The Bruins came to a decision on their coaching staff more than a month after opting to retain head coach Claude Julien, and there will be new faces for next season. Both Doug Houda and Doug Jarvis won’t be returning to the Black and Gold, and will be replaced by Providence Bruins head coach Bruce Cassidy and former Bruins winger Jay Pandolfo.

Houda was largely in charge of the defensemen group, and was fired in the days following the end of the season after a rough season for an overmatched blue line group. Jarvis did not have his contract renewed after replacing Craig Ramsay prior to the 2010-11 season, and working largely with the center and the penalty kill units.

The affable Houda has since been hired by the Detroit Red Wings to be an assistant coach for Jeff Blashill. That leaves Joe Sacco and Bob Essensa as the only two members of Julien’s staff from last season that will return again next year.

Cassidy moves on to Boston after a solid run with the P-Bruins over the last five years as head coach and eight years altogether, and Pandolfo moves to the NHL coaching from his role as Director of Player Development.
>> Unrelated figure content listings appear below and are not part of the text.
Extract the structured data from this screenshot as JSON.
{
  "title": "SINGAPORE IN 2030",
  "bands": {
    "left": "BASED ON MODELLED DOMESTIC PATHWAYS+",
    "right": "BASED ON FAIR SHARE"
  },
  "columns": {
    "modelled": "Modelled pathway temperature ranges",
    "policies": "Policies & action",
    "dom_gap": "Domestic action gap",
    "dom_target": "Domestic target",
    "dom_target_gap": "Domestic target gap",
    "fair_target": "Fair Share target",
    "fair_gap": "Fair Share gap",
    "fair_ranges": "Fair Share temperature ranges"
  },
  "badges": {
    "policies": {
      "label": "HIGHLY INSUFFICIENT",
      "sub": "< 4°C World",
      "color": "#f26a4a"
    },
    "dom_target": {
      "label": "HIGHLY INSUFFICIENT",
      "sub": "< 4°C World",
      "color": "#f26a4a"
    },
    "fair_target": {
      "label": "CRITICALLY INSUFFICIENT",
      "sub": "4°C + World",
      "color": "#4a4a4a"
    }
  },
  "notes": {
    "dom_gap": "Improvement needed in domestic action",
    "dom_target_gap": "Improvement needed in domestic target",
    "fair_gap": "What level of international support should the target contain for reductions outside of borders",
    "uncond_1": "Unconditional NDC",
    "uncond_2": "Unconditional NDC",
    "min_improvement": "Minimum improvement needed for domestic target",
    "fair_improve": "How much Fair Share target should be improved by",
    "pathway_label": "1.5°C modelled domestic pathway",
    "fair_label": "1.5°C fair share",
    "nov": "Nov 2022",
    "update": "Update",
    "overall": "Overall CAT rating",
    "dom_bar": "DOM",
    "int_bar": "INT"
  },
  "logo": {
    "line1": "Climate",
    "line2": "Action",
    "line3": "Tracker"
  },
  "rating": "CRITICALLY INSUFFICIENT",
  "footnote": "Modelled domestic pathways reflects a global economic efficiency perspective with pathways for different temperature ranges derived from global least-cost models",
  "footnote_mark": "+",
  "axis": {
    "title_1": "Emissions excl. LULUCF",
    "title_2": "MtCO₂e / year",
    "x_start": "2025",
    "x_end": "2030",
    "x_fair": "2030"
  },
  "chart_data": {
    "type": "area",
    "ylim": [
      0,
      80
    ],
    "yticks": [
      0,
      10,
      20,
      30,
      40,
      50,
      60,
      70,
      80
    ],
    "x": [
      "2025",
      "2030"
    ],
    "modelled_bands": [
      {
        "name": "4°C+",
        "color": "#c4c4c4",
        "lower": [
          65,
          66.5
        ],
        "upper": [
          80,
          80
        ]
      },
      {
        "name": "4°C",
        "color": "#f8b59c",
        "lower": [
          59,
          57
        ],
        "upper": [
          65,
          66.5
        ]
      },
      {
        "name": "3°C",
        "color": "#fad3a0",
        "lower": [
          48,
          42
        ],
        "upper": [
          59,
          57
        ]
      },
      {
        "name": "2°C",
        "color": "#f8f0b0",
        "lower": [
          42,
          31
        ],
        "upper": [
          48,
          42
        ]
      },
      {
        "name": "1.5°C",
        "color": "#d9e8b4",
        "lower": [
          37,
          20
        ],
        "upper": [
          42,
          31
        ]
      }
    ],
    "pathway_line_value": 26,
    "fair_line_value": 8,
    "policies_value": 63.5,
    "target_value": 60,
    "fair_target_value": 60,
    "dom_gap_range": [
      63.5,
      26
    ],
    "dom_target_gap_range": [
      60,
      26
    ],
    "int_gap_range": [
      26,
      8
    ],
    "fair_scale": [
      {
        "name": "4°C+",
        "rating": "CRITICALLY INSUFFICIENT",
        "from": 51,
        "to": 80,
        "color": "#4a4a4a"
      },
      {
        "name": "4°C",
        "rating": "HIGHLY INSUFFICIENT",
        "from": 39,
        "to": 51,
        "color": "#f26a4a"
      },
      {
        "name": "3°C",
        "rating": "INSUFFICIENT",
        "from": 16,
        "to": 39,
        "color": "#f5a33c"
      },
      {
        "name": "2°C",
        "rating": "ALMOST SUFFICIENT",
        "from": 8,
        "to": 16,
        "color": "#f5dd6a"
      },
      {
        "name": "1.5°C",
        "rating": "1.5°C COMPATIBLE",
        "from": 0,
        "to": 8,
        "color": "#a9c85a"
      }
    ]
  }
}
So what does this mean for Julien?

Clearly, Cassidy is being brought on board to work with some of the younger NHL players he successfully developed in Providence, and whose growth hasn’t been quite as expansive in Boston under Julien over the years.

Those players developed by Cassidy are mentioned prominently in the press release from the Bruins:  Noel Acciari, Tommy Cross, Brian Ferlin, Seth Griffith, Alexander Khokhlachev, Torey Krug, Colin Miller, Kevan Miller, Joe Morrow, David Pastrnak, Tyler Randell, Ryan Spooner, Malcolm Subban, Zach Trotman and Frank Vatrano.

The sense in hockey circles is that Cassidy is eventually looking for another shot as an NHL head coach after leading the Washington Capitals to a 39-29-8-6 record from 2002-2004, and that he would probably be the choice as “interim coach” in Boston if things don’t work out with Julien next season. Some of Cassidy’s coaching strengths counterbalance some of the weaker points in Julien’s coaching style, so perhaps it’s a group that can find chemistry behind the bench for the Black and Gold.

But this feels very much like moves are being made by the Bruins front office just in case things continue down the same frustrating path that they’ve ended in during each of the last two seasons.